The executive board is still reviewing the IMF’s policy on exchange rate surveillance, which was last revised in 1977, but it is unlikely to reach consensus on this topic. In his statement to the IMFC, Nor Mohammed Yakcop, Malaysia’s finance minister, argued against the review of the policy, saying “we do not support the proposal for the Fund to determine and make public whether a member’s exchange rate is misaligned. It is widely known that the estimation of equilibrium exchange rate levels is highly sensitive to the underlying assumption.” Similar resistance was expressed by ministers from Argentina and Nigeria.

A recent Fund working paper on the optimal level of foreign exchange reserves by Jeanne and Rancière was unable to account for the enormous build up of dollars in East Asia’s coffers over the last few years. The weakness of the model was its assumption that the sole rationale for holding reserves was to buffer against shocks to growth from sudden stops of capital inflows. It ignored the political and economic risks countries and politicians face in going to the IMF during a crisis.

A recent G24 technical paper by Injoo Sohn of Princeton University explained Asian countries’ rationale in developing alternatives to the IMF as a counterweight strategy. “An increasing number of developing countries have questioned the legitimacy and effectiveness of the relatively exclusive decision-making structure of global financial governance, particularly after the 1997-98 Asian financial crisis.
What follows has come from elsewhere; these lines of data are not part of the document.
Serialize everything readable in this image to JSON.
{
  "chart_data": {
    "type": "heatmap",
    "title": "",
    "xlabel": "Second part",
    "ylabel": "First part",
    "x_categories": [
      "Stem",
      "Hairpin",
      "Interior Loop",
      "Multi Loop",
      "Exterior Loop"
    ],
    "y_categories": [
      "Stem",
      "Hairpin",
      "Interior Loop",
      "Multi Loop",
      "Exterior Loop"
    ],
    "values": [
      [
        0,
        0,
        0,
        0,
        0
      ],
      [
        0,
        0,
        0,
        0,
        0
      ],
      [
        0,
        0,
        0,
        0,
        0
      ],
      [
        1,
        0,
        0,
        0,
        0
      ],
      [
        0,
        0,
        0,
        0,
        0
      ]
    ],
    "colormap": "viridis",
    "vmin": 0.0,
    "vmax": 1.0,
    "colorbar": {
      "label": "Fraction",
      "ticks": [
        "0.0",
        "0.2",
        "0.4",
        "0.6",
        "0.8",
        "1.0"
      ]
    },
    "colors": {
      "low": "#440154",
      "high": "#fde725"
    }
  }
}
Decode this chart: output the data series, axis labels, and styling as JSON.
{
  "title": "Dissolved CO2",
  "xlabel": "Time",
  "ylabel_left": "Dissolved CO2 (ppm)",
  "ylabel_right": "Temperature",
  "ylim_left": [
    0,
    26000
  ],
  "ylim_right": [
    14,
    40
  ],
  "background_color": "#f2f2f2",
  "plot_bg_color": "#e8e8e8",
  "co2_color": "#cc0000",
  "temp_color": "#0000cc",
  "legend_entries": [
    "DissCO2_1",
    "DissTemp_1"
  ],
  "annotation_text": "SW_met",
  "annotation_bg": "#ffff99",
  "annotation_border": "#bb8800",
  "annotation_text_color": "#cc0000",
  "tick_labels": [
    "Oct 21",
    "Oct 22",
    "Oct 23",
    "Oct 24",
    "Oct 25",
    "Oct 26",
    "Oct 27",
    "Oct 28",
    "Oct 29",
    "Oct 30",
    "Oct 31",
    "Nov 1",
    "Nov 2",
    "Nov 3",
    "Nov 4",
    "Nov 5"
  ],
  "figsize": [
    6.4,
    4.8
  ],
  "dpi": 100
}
East Asia is thus calling for substantial IMF reform at the global level while pursuing new financial multilateralism at the regional level.”

Imbalances remain

Meanwhile global economic imbalances continue to increase with the WEO predicting that “the US current account deficit would rise further – to 6.9 per cent of GDP in 2007 – with large surpluses continuing in Japan, parts of emerging Asia, and oil-exporting countries in the Middle East and elsewhere.” The multilateral consultations initiated by the IMF in June (see Update 51) were to help unwind these imbalances, but as of yet have produced no results.

The IMF has recommended strengthened policies to ease orderly adjustment, including increasing exchange rate flexibility in China, reducing US fiscal deficits, implementing structural reforms in Europe and Japan, and additional spending by oil exporters. Larry Elliot, business editor at UK newspaper the Guardian, was doubtful of the IMF’s ability to convince the major players to take the necessary moves. “Believe it when you see it. In the meantime, the clock is ticking.”